My cousin Michael lay on his back in the hospital bed. A tube ran from the top of his right foot down to a plastic bag of dark liquid.
Mike has diabetes, and the circulation in his foot had been shutting down: the skin was turning black. Two days ago, the doctor used a marker pen to draw a circle around the base of his toe.
“If the darkness gets to that line,” he said, “We will have no choice but to amputate.”
Today the toe was gone.
“Take a look,” said Mike, pulling back a layer of bandage.
A two-second glimpse, and I turned my head away.
Question: if stem cells could cure diabetes and help people like Mike, would that be a good thing? Surprisingly, some might say no.
During the campaign to pass Proposition 71, the citizens’ initiative which led to California’s stem cell research program, a friend of our family asked me:
“Where do you keep the babies?”
“The ones you get the spare parts from, like they told us about in church.”
She had been hearing statements like:
“It (embryonic stem cell research) is indisputably killing”, said Douglas Johnson, legislative director for the National Right to Life Committee in Washington, “Living human beings should not be used for harmful research without their consent.”
Fortunately, that is completely wrong.
In embryonic stem cell research, there are no “living human beings” involved — — except, perhaps, a person being healed.
There is living tissue, yes: like a growing hair or a heart cell, each of which contains the full DNA makeup of a person: but not a life.
You can prove that for yourself. First, are we agreed that you cannot have a baby without the shelter of the mother’s womb? Hold that thought.
Now, let’s see exactly where embryonic stem cells come from: left over materials from the In Vitro Fertilization (IVF) process.
A couple wanting help making a child goes to the IVF clinic. They contribute sperm and eggs; from these the doctor puts together 15–20 blastocysts (fertilized eggs). The strongest one or perhaps two is put into the mother’s womb. There, it is hoped, it may implant in the uterine wall, and become a child.
This procedure has been done successfully by more than five million families around the world.
Brynner, J. “Five million babies born from IVF…” NBC News, July 12, 2003
But what about the other dozen blastocysts? Unless placed in the womb, it is biologically impossible for them to become a child, ever. So where do they go?
So small they could fit on the point of a needle, the microscopic bits may be frozen and stored (at a monthly fee), or given to another couple (not often), or, (most commonly) discarded: flushed away, incinerated, tossed in the landfill — or donated to research. Many people would prefer something positive come from their fertilized eggs, instead of just tossing them away.
If the decision to donate is made, the blastocyst is taken apart under a microscope. It feels no pain; it cannot, having no nerves.
The stem cells are extracted and put in a Petri dish of feeder gel.

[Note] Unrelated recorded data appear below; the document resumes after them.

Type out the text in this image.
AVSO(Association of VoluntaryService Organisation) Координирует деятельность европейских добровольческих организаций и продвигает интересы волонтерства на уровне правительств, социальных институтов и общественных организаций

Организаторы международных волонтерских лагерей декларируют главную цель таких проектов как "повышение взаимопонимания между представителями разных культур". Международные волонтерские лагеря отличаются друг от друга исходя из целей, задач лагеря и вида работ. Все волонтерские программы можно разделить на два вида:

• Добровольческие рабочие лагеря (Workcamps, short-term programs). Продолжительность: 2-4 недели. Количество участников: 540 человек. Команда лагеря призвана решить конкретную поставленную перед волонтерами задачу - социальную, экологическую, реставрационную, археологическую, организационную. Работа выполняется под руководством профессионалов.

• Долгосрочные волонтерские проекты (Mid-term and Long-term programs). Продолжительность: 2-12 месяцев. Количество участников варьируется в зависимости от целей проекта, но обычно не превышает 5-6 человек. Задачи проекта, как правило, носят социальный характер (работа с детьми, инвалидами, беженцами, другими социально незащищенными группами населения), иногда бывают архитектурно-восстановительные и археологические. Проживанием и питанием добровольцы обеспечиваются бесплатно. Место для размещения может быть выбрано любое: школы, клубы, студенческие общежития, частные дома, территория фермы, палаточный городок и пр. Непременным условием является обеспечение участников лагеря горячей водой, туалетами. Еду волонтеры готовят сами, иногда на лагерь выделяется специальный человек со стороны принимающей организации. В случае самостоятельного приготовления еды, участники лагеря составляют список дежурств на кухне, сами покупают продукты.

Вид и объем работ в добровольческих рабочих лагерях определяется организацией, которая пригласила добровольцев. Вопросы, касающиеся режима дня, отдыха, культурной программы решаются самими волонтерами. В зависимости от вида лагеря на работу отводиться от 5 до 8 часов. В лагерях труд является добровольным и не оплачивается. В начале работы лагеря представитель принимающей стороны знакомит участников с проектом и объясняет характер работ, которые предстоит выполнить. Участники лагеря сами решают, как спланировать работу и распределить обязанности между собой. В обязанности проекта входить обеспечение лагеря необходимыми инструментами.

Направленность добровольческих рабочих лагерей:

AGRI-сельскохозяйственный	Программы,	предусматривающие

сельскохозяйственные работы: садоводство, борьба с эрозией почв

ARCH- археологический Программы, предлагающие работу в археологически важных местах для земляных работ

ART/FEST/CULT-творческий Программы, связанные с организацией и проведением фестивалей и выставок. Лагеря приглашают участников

I have seen the dish of orange gel, and what looks like dust, the infinitesimally tiny stem cells. That is what we are talking about: cells, cells, nothing but cells — and the possibility of cure.
How badly is cure research needed? Consider three numbers:
1. 29 million Americans have diabetes, roughly 9% of the population.
2. Estimates of the number of paralyzed folks run to 5 million.
3. And 11 million Americans are losing their sight from macular degeneration, a form of age-related progressive blindness).
Why did I choose these particular people?
Because for each condition, an embryonic stem cell (ESC) therapy is in human trials right now, funded in part by the California stem cell program.
1. Diabetes: ViaCyte Inc. has a sturdy “credit card” in which stem cells release insulin. This is being put under the skin of patients, where they won’t even have to think about it. If it works, no more shots, no more amputations, no more diabetes.
2. Paralysis: Asterias Biotherapeutics is giving newly paralyzed patients injections in the spine: to re-insulate damaged nerves, hopefully permitting recovery of function. (Note: recently, six of six patients recovered the use of their hands, an enormous benefit.)
3. Macular degeneration blindness : ESC-derived cells have been placed on a tiny screen and placed in the back of the eye. This is still in the safety testing stage, but already some patients are perceiving light.
Will any of these approaches be a complete answer? Too soon to tell.
But we should treasure our right to find out. Freedom to research is irreplaceable — without it there can be no cures.
That is why our research rights (as well as reasonable regulations) are written into the California state Constitution.
Thanks to the voters, our research is protected, regulated, and moving ahead.